I am a big fan of the Highland Park distillate and when we look at Highland Park, pré marketing, you would have a hard time finding even a mediocre bottling. Just have a go at an older wide neck bottling and you’ll know what I mean, or even ask Olivier Humbrecht about Highland Park and you are set for the day.
The beginning of the special series craze, I mentioned above, started with the release of Earl Magnus in 2009 (5.976 bottles). It is part of a trilogy called the Inga Saga. Earl Magnus is a 15yo Highland Park of impeccable quality, and back then was released at a more than reasonable price. It was followed up in 2010 with a 12yo called Saint Magnus (11.994 bottles), which was a bit less interesting and the series was concluded in 2011 with an 18yo called Earl Haakon (3.000 bottles). It was a hybrid of the standard ages of 12yo, 15yo and 18yo, but also bore names of mythical figures from the history of Orkney. Today its hard to imagine a company releasing only one special bottling a year! By the way, this 18yo was top-notch again. Many series like this were created since.
However Leif Eriksson is not part of any series I know of. It’s a bottling commemorating the Viking Eriksson who was the first European to set foot in North America. So it shall be no surprise this Highland Park was matured wholly in American Oak casks (probably all ex-Bourbon).
Nose: Starts with a hint of smoke and heather, and a nice funkiness I know from older Highland Parks. Initially also quite sweet. Nice sweet barley notes, honey and also quite fruity. Cold butter. A very appealing, and slightly dirty, nose. Lots of vanilla and creamy latex paint, as could be expected. Less expected was the coal dust and Aspirin powder I got next. Highland Park is a distillate that does well in any cask. Excellent nose.
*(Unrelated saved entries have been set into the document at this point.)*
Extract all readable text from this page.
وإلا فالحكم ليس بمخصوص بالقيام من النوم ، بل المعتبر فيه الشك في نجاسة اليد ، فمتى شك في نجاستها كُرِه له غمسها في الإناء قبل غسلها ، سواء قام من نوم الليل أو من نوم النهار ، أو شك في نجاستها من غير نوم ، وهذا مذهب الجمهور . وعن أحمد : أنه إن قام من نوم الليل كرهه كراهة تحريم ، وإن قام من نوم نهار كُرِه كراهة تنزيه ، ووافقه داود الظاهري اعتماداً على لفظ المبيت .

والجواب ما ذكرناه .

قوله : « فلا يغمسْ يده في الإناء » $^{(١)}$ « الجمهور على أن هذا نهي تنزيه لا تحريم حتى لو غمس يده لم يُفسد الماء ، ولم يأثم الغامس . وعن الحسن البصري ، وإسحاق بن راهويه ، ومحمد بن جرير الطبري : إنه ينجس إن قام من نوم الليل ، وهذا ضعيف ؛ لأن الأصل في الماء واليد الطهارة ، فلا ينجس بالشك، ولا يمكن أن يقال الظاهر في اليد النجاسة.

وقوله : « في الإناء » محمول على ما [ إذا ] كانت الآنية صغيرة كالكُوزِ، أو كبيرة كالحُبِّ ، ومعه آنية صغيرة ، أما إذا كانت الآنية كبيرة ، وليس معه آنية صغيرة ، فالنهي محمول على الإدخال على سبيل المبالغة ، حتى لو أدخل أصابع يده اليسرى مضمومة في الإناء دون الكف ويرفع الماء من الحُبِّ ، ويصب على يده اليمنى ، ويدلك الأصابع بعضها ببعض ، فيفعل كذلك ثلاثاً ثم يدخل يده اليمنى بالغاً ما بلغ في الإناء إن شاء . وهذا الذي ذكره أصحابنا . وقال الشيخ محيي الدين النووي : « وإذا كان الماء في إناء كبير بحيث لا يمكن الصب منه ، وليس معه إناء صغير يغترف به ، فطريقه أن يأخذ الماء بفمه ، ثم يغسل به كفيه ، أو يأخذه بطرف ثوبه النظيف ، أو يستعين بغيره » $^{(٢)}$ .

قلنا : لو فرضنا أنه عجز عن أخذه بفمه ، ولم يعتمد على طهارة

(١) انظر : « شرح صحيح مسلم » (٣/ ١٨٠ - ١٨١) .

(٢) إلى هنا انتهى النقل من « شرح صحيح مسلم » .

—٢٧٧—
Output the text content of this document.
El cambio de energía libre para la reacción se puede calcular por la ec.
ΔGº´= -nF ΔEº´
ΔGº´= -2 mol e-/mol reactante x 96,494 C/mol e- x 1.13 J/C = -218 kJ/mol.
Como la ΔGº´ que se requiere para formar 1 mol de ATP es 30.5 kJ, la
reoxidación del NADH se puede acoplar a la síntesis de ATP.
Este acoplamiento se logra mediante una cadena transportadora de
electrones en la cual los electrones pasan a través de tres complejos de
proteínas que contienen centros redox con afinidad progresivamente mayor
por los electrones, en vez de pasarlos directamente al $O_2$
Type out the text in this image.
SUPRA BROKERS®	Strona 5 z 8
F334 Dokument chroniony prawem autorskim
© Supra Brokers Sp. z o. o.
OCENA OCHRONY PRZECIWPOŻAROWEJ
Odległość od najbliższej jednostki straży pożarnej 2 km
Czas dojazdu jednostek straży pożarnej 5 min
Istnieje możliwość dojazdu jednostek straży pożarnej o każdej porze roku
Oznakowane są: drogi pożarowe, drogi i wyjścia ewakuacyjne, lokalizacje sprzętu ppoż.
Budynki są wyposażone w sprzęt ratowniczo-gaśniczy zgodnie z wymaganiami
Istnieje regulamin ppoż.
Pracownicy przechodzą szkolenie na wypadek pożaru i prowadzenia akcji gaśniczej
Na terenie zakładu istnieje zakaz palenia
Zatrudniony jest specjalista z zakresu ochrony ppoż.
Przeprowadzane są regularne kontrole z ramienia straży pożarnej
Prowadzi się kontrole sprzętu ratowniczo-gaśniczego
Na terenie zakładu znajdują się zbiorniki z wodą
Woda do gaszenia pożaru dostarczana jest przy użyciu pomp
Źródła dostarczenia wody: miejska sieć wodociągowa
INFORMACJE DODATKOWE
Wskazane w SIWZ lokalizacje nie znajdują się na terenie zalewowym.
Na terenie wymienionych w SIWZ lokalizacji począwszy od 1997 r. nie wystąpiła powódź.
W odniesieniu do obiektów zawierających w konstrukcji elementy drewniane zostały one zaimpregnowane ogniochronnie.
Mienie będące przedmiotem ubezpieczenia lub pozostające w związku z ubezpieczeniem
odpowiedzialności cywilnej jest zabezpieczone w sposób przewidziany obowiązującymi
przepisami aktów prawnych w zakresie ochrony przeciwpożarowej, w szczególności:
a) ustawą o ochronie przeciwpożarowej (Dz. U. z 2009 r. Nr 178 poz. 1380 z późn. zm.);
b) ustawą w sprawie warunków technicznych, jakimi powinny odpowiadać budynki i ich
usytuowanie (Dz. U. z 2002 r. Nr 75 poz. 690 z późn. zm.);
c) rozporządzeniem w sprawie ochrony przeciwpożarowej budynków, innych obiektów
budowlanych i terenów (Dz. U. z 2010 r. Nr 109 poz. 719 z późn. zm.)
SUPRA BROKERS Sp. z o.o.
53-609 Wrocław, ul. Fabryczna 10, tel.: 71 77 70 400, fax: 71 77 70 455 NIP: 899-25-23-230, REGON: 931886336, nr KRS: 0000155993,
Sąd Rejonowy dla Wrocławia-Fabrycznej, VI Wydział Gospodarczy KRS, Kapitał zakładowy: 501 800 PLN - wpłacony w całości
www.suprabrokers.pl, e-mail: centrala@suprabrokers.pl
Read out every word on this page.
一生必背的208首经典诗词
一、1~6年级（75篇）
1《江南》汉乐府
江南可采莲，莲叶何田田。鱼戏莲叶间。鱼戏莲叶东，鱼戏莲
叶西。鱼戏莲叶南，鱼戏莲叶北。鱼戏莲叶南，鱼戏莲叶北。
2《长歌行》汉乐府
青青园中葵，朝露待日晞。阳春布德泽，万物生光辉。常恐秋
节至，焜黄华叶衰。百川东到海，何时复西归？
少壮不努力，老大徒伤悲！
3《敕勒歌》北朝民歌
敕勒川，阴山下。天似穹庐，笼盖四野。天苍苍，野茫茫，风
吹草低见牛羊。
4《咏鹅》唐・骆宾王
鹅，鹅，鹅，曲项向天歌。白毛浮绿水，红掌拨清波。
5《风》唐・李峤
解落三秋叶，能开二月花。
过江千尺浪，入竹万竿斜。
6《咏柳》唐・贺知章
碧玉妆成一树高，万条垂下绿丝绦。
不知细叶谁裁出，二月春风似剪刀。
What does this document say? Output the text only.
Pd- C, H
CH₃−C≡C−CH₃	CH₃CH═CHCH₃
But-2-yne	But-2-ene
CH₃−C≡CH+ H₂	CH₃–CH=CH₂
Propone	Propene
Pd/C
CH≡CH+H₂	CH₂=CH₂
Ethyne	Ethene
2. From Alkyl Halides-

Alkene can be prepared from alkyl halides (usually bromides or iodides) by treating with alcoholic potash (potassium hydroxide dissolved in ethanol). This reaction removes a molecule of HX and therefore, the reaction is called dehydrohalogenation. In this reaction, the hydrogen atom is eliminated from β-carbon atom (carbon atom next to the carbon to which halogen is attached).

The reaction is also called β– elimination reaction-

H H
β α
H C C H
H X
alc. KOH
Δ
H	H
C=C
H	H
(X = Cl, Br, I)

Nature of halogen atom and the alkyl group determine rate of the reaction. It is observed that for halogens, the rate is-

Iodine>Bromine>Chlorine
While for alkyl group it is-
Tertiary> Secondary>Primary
Taste: Oh no. Aiii, sweet honey and sugar-water. What a shame. This one is definitely ruined by reduction. Maybe they felt it was too hot at cask strength and since it had to be bottled for travel retail they automatically reduced it to the lowest strength possible, 40% ABV. Sweet, creamy vanilla again. Hints of almonds. Lots of creamy notes as well as lots of vanilla. That’s the main marker of the taste. Not a lot of wood though, although there is a nice toasted cask edge to it. The palate matches the nose very well. This should have been a litre bottle, since to get the max out of this you need to drink this in big gulps and roll it around a lot in your mouth (needs a lot of air as well). Funny enough a slightly bitter oak note emerges in the aftertaste…
You can still taste the potential of this. It is almost as if has to be suitable for pilots who still have to fly. I hope not. The nose is wonderful and the taste does show the potential. It is not a bad Whisky. It could have been a very good Bourbon expression of Highland Park, but it was ruined by one bad decision. The amount of reduction. Still, it sometimes can hit a soft spot, and is still an example how Highland Park can be without the (big) Sherry.